VOC (Dutch East India company) ships bound for Asia brought almost a million persons between the early 1600s and late 1700's averaging 5,000 a year over a span of 2 centuries. Whilst many of these were young Dutch men, this labour market had begun to exhaust around 1640 and recrutiment extended into Germany and Denmark. One of those German recruits was my 5th great grandfather Johan Anton Neubronner
Another, non Dutch recruit was Christoffel Barbier my Great x 9 grandfather. Although born in Leiden (Holland) he was French. His grandfather Etienne Barbier was born in the Arras region of France and a Huguenot escaping religious persecution by French Catholics that culminated in the brutal St Bartholomews massacre of 1572.

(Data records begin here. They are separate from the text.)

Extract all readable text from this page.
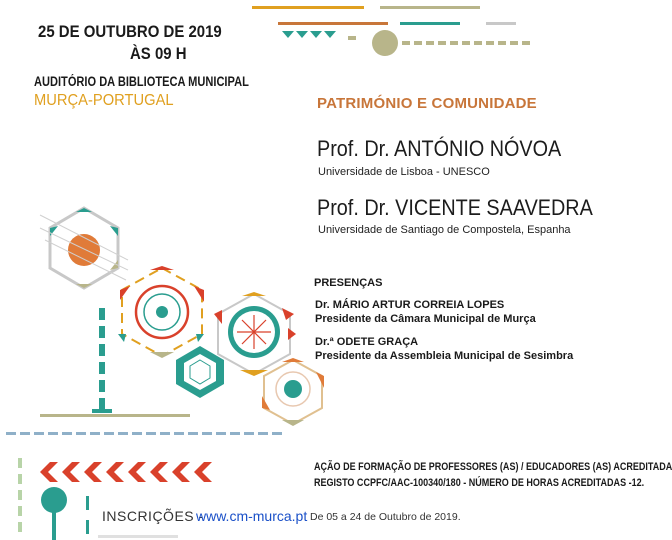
25 DE OUTUBRO DE 2019
ÀS 09 H
AUDITÓRIO DA BIBLIOTECA MUNICIPAL
MURÇA-PORTUGAL	PATRIMÓNIO E COMUNIDADE
Prof. Dr. ANTÓNIO NÓVOA
Universidade de Lisboa - UNESCO
Prof. Dr. VICENTE SAAVEDRA
Universidade de Santiago de Compostela, Espanha
PRESENÇAS
Dr. MÁRIO ARTUR CORREIA LOPES
Presidente da Câmara Municipal de Murça
Dr.ª ODETE GRAÇA
Presidente da Assembleia Municipal de Sesimbra
AÇÃO DE FORMAÇÃO DE PROFESSORES (AS) / EDUCADORES (AS) ACREDITADA
REGISTO CCPFC/AAC-100340/180 - NÚMERO DE HORAS ACREDITADAS -12.
INSCRIÇÕES -
www.cm-murca.pt De 05 a 24 de Outubro de 2019.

By 1600 Etienne had settled in Leiden where there was a large refugee community of Huguenots and had begun a family of which Christoffel's father Michiel would be born in 1608.
The painting below by John Millias titled "A Huguenot, on St. Bartholomew's Day" is a popular example of pre Raphaelite art but not until now had I realised its embedded symbolism. It depicts a pair of young lovers: the woman, who is Catholic, is attempting to get her beloved, who is Protestant, to wear the white armband declaring allegiance to Catholicism. The young man firmly pulls off the armband at the same time that he gently embraces her. At the St. Bartholomew's Day massacre around 3,000 French Protestants (Huguenots) were murdered in Paris, with around 20,000 massacred across the rest of France. A small number of Protestants escaped from the city through subterfuge by wearing white armbands.
The painting done in 1851 may also be using popular Victorian symbolism of the language of flowers: Canturbury bells on the left to depict faith and constancy and Nasturtiums on the right to depict patriotism, conquest and heroism.
Christoffel was born in 1652. I can't trace, unlike other ancestors, his employment and travel dates for his voyage to Batavia which are usually quite well documented. But he is noted in a list dated 1678 as owning a propery in Belimbing near Malacca. He is also mentioned in Dennis de Witt's article about Adriaan Koek as being the father of Joanna Barbier (Adriaan Koek's mother) who married my Great x 8 grandfather Joost Danielsz Koek.
Christoffels wife, and mother of Joanna, is Maria Van Macau a freed slave from Macau. Who knows where she might have originated from, the Portuguese brought African, Indian, Indonesian and even Japanese slaves to Macau but she was most likely a Catholic through forced conversion. Did she become Protestant on marrying her husband? I don't know but I do know that my grandmother who is descended from the Koeks was a devout Catholic and married a Catholic Portuguese Eurasian. Their daughter, my mother, required my Protestant father to convert to Catholicism to marry her.
Whilst the narratives of religion are often of peace and love, the realities of massacres, oppression, persecution, coercion and forced conversions, also echo in equal measure through four centuries of my family history.